Algumas vezes é cansativo viajar pelos ermos destas estradas esburacadas e empoeiradas, mas o mais do tempo é gostoso. Palmeiras é um planeta bem especial, tem áreas altas como o Capão, semiárido, zonas de gado, outras de garimpo, enfim, um lugar rico e belo. Vejo, aprendo, saboreio.

Recebam um abraço palmeirense de Aureo Augusto.

sexta-feira, 22 de novembro de 2013

O OVO GORO DA CASCAVEL

Seu Elísio (o nome é falso, que ele é meio invocado e não pedi permissão) disse que o escorpião nasce do ovo goro da cascavel e é por isso que o veneno é tão forte. Segundo ele “quem for mordido por um dos dois não encontra felicidade”. De onde será que veio esta ideia?
Tem algumas pessoas que me encantam pelo seu jeito peculiar de falar e o melhor de tudo é que essa maneira de falar tem a ver com o jeito pessoal de ver e de relacionar-se com o mundo. Um deles é Seu Elísio que é bem regular no acompanhamento médico no posto. Tem problema com hipertensão e mais recentemente diabetes. No início era muito óbvio que não seguia nada da orientação. Mas sensibilizou-se aos poucos com o meu interesse – consegui até que fosse atendido por um cardiologista em Seabra, sem pagar nada – e foi demonstrando aos poucos maior cuidado. Hoje é razoavelmente provável que use as medicações com alguma correção. Mas sei que quando sai pra beber não usa o remédio de jeito nenhum. Além disso, come do jeito dele, muito especial e carregado. E como é dono de várias tiradas interessantes e sábias, agarra-se a elas e vive conforme sua verdade negando-se àquilo que não faz parte do habituado conceitual em que se arruma e se reconhece.

Acho isso lindo. Gosto. Vejo que retirar do ser humano aquilo que lhe faz sentir-se distinto é uma condenação. O processo de mudança em uma pessoa como ele seguirá um rumo distinto do processo de outras pessoas. Paciência devo ter se não consigo avançar na direção que eu penso ser a ideal. Cabe aqui até algumas reflexões quanto ao que é ideal, quanto a se é desejável o ideal que imagino, se o que ele precisa para si. Claro que sendo médico tenho o pensamento focado em sua saúde. Porém, por isso mesmo estou obrigado a respeitar nele a identidade, uma vez que não há saúde sem felicidade ou identidade. E faz parte da identidade o capital cultural e o respeito ao jeito pessoal.
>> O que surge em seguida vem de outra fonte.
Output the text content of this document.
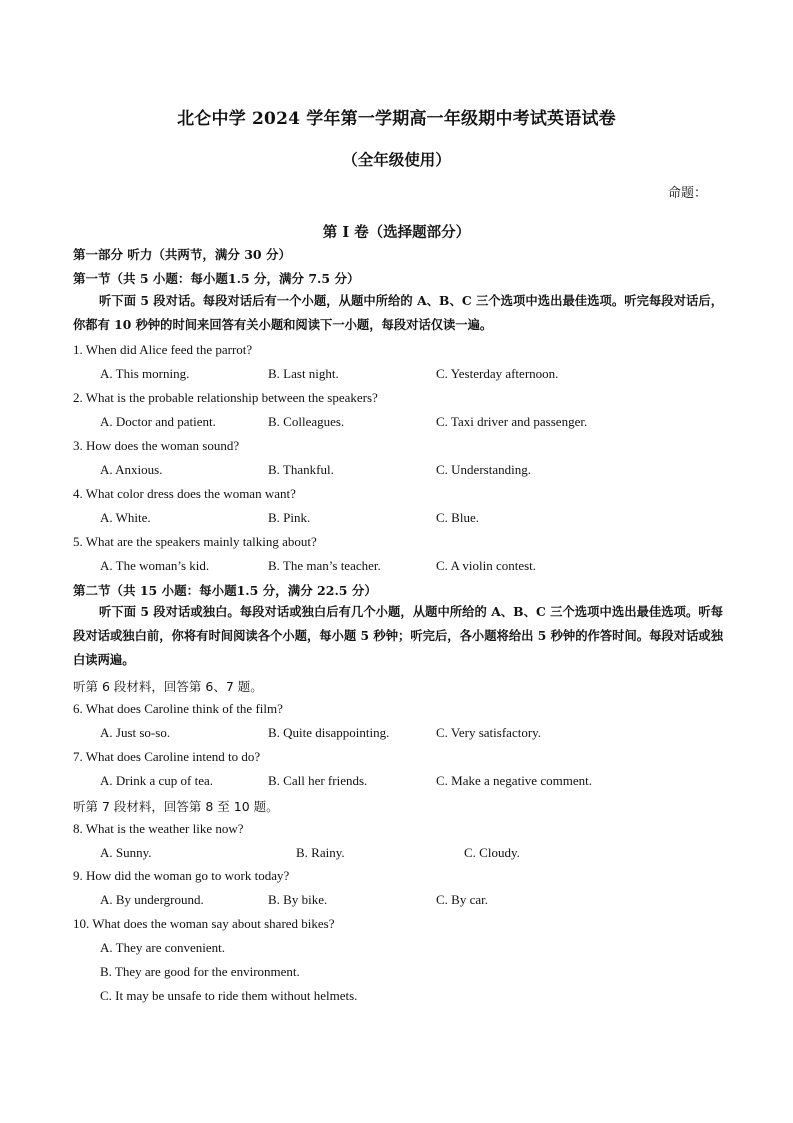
北仑中学 2024 学年第一学期高一年级期中考试英语试卷
（全年级使用）
命题：
第 I 卷（选择题部分）
第一部分 听力（共两节，满分 30 分）
第一节（共 5 小题：每小题1.5 分，满分 7.5 分）
听下面 5 段对话。每段对话后有一个小题，从题中所给的 A、B、C 三个选项中选出最佳选项。听完每段对话后，你都有 10 秒钟的时间来回答有关小题和阅读下一小题，每段对话仅读一遍。
1. When did Alice feed the parrot?
A. This morning.	B. Last night.	C. Yesterday afternoon.
2. What is the probable relationship between the speakers?
A. Doctor and patient.	B. Colleagues.	C. Taxi driver and passenger.
3. How does the woman sound?
A. Anxious.	B. Thankful.	C. Understanding.
4. What color dress does the woman want?
A. White.	B. Pink.	C. Blue.
5. What are the speakers mainly talking about?
A. The woman’s kid.	B. The man’s teacher.	C. A violin contest.
第二节（共 15 小题：每小题1.5 分，满分 22.5 分）
听下面 5 段对话或独白。每段对话或独白后有几个小题，从题中所给的 A、B、C 三个选项中选出最佳选项。听每段对话或独白前，你将有时间阅读各个小题，每小题 5 秒钟；听完后，各小题将给出 5 秒钟的作答时间。每段对话或独白读两遍。
听第 6 段材料，回答第 6、7 题。
6. What does Caroline think of the film?
A. Just so-so.	B. Quite disappointing.	C. Very satisfactory.
7. What does Caroline intend to do?
A. Drink a cup of tea.	B. Call her friends.	C. Make a negative comment.
听第 7 段材料，回答第 8 至 10 题。
8. What is the weather like now?
A. Sunny.	B. Rainy.	C. Cloudy.
9. How did the woman go to work today?
A. By underground.	B. By bike.	C. By car.
10. What does the woman say about shared bikes?
A. They are convenient.
B. They are good for the environment.
C. It may be unsafe to ride them without helmets.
Nem sempre isso é fácil, principalmente quando temos a noção de que somos donos do saber. E, na formação médica está implícito que detemos todo o saber possível, e tendemos a ver que paciente tem apenas noções rasas de saúde que às vezes são inconvenientes.
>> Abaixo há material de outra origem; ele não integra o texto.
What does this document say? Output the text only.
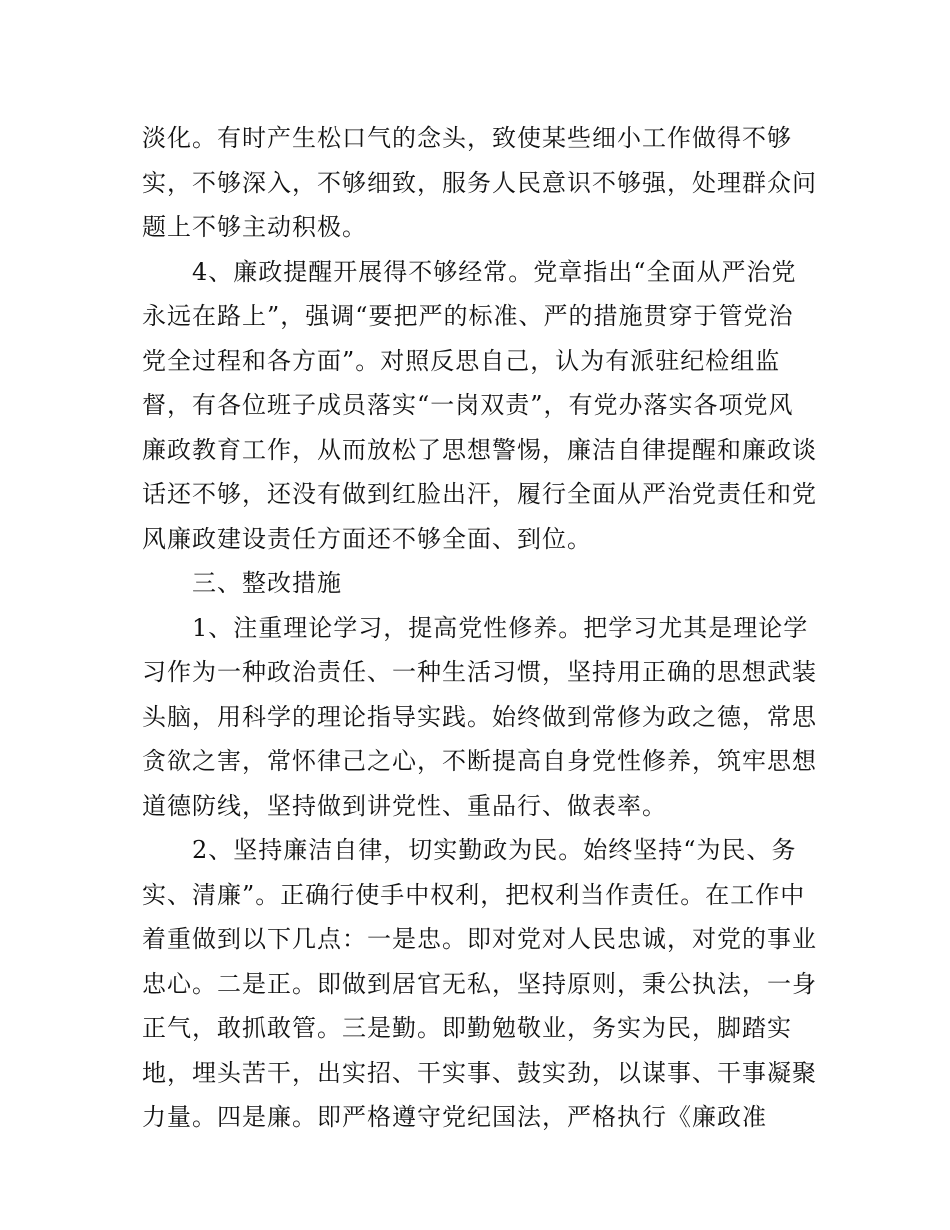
淡化。有时产生松口气的念头，致使某些细小工作做得不够
实，不够深入，不够细致，服务人民意识不够强，处理群众问
题上不够主动积极。
4、廉政提醒开展得不够经常。党章指出“全面从严治党
永远在路上”，强调“要把严的标准、严的措施贯穿于管党治
党全过程和各方面”。对照反思自己，认为有派驻纪检组监
督，有各位班子成员落实“一岗双责”，有党办落实各项党风
廉政教育工作，从而放松了思想警惕，廉洁自律提醒和廉政谈
话还不够，还没有做到红脸出汗，履行全面从严治党责任和党
风廉政建设责任方面还不够全面、到位。
三、整改措施
1、注重理论学习，提高党性修养。把学习尤其是理论学
习作为一种政治责任、一种生活习惯，坚持用正确的思想武装
头脑，用科学的理论指导实践。始终做到常修为政之德，常思
贪欲之害，常怀律己之心，不断提高自身党性修养，筑牢思想
道德防线，坚持做到讲党性、重品行、做表率。
2、坚持廉洁自律，切实勤政为民。始终坚持“为民、务
实、清廉”。正确行使手中权利，把权利当作责任。在工作中
着重做到以下几点：一是忠。即对党对人民忠诚，对党的事业
忠心。二是正。即做到居官无私，坚持原则，秉公执法，一身
正气，敢抓敢管。三是勤。即勤勉敬业，务实为民，脚踏实
地，埋头苦干，出实招、干实事、鼓实劲，以谋事、干事凝聚
力量。四是廉。即严格遵守党纪国法，严格执行《廉政准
Creio que os educadores podem nos ensinar. Hoje sabemos que para melhor alfabetizar uma criança devemos reconhecer o valor de suas hipóteses quanto ao que é escrita. Sendo desafiadas a cotejar suas hipóteses com a realidade, elas vão construindo um saber. Penso que nós médicos deveríamos usar desta sistemática (aqui excessivamente resumida). Até porque há a possibilidade real de que muitas hipóteses populares sejam corretas, como, por exemplo, o conceito de alimentos remosos e depurativos. Para a cultura popular, certos alimentos tendem a gerar resíduos negativos para a saúde (remosos) enquanto outros estimulam a eliminação tóxica. Hoje, vemos autoridades médicas e pesquisadores de ponta reconhecendo (com outra terminologia) esta realidade que tem sido esquecida.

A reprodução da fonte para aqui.